Integration by substitution is a powerful technique used to simplify integrals. It involves substituting a part of the integral with a new variable, making the integral easier to evaluate. In this exercise, we used the substitution \(u = a - x\).

Here's why this substitution works beautifully:

• First, by substituting \(u = a - x\), we transform the variable of integration.
• This changes the differential from \(dx\) to \(-du\), and also flips the integration limits from \(0\) to \(a\), and \(a\) to \(0\).

Reversing limits of integration switches the sign of the integral, which is a crucial step in simplifying the expression. Through the substitution, the problem often reveals symmetries or identical terms that can be combined or made simpler, as it did in this particular example.

A continuous function is one that has no breaks, jumps, or gaps in its domain where it is defined. In calculus, dealing with continuous functions is very important because it allows us to apply various integration techniques, such as the substitution method seen in this exercise.

Continuous functions have some helpful properties:

• They are predictable and smooth over their entire domain.
• You can compute definite integrals directly using lower and upper limits without worrying about points of discontinuity.

In the exercise, the continuity of the function \(f(x)\) ensures that our substitution and the subsequent integrals are both valid and straightforward. Because \(f(x)\) does not have any discontinuities, the calculations proceed smoothly, and the integrity of our solution is maintained.

A definite integral refers to the evaluation of an integral with specific upper and lower limits, often representing the area under a curve between two points.
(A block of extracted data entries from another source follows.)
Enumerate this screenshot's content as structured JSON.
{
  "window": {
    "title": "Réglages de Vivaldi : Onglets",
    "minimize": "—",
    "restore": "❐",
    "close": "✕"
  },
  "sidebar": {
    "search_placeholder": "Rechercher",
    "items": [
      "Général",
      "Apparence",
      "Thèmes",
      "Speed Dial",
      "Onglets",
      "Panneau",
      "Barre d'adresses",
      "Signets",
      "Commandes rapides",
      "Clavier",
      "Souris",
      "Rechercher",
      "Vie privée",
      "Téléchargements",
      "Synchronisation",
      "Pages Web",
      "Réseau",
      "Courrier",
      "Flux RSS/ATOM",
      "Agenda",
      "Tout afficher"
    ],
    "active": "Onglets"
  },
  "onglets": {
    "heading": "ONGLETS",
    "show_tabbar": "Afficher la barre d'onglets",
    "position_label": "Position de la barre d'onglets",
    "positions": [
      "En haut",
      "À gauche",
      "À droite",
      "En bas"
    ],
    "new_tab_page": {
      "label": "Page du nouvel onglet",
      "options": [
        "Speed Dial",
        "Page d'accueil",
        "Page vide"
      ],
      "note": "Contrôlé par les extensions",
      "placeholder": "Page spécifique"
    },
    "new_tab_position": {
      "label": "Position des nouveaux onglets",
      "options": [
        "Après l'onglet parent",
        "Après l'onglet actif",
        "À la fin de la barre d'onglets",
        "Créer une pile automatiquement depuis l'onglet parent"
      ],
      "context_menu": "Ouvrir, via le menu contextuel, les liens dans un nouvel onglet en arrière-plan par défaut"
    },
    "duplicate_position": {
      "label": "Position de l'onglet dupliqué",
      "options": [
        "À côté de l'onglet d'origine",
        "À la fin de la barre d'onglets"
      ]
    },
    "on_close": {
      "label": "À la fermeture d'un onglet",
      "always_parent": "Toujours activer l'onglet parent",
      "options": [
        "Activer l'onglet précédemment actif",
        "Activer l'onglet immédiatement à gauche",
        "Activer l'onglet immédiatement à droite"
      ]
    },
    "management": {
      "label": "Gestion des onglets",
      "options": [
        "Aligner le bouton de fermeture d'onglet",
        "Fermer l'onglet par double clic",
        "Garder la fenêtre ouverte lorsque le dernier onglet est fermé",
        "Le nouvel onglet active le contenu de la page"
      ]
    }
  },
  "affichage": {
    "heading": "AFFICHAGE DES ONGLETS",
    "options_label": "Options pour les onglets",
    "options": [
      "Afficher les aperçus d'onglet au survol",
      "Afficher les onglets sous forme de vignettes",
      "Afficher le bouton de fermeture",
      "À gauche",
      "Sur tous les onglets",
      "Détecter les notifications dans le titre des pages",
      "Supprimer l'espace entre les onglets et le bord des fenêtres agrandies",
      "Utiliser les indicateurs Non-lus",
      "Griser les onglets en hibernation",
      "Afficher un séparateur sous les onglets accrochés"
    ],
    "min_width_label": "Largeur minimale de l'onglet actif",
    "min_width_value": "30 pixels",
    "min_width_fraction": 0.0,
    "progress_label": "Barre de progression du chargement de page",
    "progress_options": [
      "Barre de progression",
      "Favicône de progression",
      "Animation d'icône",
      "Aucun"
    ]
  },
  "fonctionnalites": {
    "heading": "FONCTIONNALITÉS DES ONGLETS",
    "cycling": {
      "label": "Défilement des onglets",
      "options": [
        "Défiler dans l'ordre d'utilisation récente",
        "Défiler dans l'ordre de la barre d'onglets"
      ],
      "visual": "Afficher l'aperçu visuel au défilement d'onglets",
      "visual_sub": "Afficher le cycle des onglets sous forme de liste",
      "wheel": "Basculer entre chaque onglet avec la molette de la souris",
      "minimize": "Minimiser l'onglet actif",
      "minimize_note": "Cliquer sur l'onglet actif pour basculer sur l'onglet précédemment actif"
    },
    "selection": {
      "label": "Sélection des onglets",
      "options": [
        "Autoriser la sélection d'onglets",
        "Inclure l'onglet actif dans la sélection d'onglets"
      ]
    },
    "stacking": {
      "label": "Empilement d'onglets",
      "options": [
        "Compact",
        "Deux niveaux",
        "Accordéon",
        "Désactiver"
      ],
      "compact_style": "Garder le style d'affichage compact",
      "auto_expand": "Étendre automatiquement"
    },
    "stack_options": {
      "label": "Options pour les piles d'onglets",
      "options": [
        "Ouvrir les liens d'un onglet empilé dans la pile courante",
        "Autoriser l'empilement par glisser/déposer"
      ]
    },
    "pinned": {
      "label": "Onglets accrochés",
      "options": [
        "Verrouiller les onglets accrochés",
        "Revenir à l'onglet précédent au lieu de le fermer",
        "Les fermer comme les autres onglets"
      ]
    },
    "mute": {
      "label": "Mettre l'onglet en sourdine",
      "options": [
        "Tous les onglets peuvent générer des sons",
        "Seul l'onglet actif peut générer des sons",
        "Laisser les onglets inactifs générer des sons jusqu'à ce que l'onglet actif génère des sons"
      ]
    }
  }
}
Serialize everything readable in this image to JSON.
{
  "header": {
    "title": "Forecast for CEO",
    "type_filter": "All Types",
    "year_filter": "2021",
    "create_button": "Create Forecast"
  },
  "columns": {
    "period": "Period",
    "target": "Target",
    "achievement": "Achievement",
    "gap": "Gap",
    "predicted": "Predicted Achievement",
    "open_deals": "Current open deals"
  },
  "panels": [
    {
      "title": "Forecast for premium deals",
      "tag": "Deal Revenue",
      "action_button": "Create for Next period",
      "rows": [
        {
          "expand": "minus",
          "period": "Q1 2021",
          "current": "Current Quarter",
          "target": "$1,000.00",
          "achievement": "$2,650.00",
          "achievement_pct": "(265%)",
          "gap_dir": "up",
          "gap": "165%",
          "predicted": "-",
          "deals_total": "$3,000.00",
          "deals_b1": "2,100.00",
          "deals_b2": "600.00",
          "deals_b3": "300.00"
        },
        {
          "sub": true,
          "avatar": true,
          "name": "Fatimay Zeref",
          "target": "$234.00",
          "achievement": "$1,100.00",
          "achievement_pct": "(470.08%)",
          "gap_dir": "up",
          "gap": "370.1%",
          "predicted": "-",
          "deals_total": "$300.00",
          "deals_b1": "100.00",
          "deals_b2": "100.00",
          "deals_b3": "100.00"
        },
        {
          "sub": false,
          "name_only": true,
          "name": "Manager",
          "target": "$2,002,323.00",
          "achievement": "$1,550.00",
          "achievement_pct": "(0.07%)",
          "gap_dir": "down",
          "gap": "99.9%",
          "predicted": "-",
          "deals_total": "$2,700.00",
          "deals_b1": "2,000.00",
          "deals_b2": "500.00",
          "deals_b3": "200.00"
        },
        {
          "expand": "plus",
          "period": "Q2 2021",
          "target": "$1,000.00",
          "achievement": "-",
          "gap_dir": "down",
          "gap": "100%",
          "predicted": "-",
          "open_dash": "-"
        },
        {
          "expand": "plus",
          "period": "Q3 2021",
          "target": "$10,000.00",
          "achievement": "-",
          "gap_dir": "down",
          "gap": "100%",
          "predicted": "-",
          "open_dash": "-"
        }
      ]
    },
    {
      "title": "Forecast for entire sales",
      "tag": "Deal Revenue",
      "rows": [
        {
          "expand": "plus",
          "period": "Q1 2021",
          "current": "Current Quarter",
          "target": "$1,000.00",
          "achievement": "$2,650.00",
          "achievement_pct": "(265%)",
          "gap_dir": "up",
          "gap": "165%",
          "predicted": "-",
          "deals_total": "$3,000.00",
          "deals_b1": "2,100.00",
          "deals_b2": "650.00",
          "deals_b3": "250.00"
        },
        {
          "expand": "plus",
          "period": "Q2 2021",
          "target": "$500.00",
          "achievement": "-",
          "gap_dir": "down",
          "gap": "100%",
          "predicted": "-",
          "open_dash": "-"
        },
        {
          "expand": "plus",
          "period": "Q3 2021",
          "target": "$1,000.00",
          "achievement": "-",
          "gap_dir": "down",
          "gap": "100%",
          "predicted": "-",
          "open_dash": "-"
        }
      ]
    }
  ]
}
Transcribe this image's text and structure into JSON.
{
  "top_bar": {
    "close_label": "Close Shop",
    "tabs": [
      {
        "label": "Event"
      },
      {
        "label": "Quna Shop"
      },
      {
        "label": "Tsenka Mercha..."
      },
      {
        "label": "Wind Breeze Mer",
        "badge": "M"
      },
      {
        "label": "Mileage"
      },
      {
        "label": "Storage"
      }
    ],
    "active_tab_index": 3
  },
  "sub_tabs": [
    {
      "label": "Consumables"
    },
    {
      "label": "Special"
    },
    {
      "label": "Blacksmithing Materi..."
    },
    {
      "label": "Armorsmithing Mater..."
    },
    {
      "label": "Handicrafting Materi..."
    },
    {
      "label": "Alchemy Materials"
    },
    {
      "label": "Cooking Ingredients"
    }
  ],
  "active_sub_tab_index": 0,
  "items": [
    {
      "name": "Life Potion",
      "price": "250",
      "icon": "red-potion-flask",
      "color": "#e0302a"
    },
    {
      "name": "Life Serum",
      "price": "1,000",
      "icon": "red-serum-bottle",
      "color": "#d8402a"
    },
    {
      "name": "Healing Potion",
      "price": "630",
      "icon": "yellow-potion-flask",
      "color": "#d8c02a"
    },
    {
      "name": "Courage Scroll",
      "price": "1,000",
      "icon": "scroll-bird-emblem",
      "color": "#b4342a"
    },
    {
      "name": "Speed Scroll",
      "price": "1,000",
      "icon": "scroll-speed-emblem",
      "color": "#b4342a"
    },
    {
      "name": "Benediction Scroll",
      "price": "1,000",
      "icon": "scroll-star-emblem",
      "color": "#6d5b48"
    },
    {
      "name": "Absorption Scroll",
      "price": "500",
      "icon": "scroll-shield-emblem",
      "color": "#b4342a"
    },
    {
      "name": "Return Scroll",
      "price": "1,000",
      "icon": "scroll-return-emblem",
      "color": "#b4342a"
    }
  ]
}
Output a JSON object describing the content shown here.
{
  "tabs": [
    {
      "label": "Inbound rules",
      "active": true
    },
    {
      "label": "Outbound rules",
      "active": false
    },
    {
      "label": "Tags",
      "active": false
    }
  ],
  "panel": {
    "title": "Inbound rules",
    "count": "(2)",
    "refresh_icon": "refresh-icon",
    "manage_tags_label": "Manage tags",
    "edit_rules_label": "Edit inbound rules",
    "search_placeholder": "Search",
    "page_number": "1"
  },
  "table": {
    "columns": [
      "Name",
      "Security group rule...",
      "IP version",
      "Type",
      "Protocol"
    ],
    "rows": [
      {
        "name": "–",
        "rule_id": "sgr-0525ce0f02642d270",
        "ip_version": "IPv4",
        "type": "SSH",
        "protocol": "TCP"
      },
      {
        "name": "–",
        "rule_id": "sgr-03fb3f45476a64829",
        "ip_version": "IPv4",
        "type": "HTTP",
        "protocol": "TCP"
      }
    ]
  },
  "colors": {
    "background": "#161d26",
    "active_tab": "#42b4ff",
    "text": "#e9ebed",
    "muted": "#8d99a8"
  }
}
In this exercise, the integral \(\int_{0}^{a} \frac{f(x) \, dx}{f(x) + f(a-x)}\) is a definite integral.

Here's what makes definite integrals special:

• They provide a numerical value, as opposed to indefinite integrals that result in a general form plus a constant.
• The evaluation is bounded by the upper and lower limits, which in our example are \(0\) and \(a\).

The application of definite integrals in our solution is essential, as adding the two modified integrals and simplifying back to a constant \(a\) demonstrates their utility in evaluating a problem to a precise answer, \(I = \frac{a}{2}\).

Integral calculus focuses on the concepts of integrals and their application, which involve finding areas under curves and solving differential equations among many other things. It is one of the two main branches of calculus, the other being differential calculus.

The importance of integral calculus includes:

• Its ability to evaluate quantities such as area, volume, and the accumulated quantity from a rate of change.
• Providing solutions to problems involving the inverse process of differentiation, allowing us to recover original functions from their derivatives.

In this exercise, integral calculus was used to solve an integral involving a continuous function \(f(x)\) and demonstrate how transformations and symmetries can simplify the computation. This highlights the ultimate goal of integral calculus: to provide tools and methods to solve for unknown quantities efficiently, revealing deeper mathematical principles such as how \(I\) reduced to \(\frac{a}{2}\).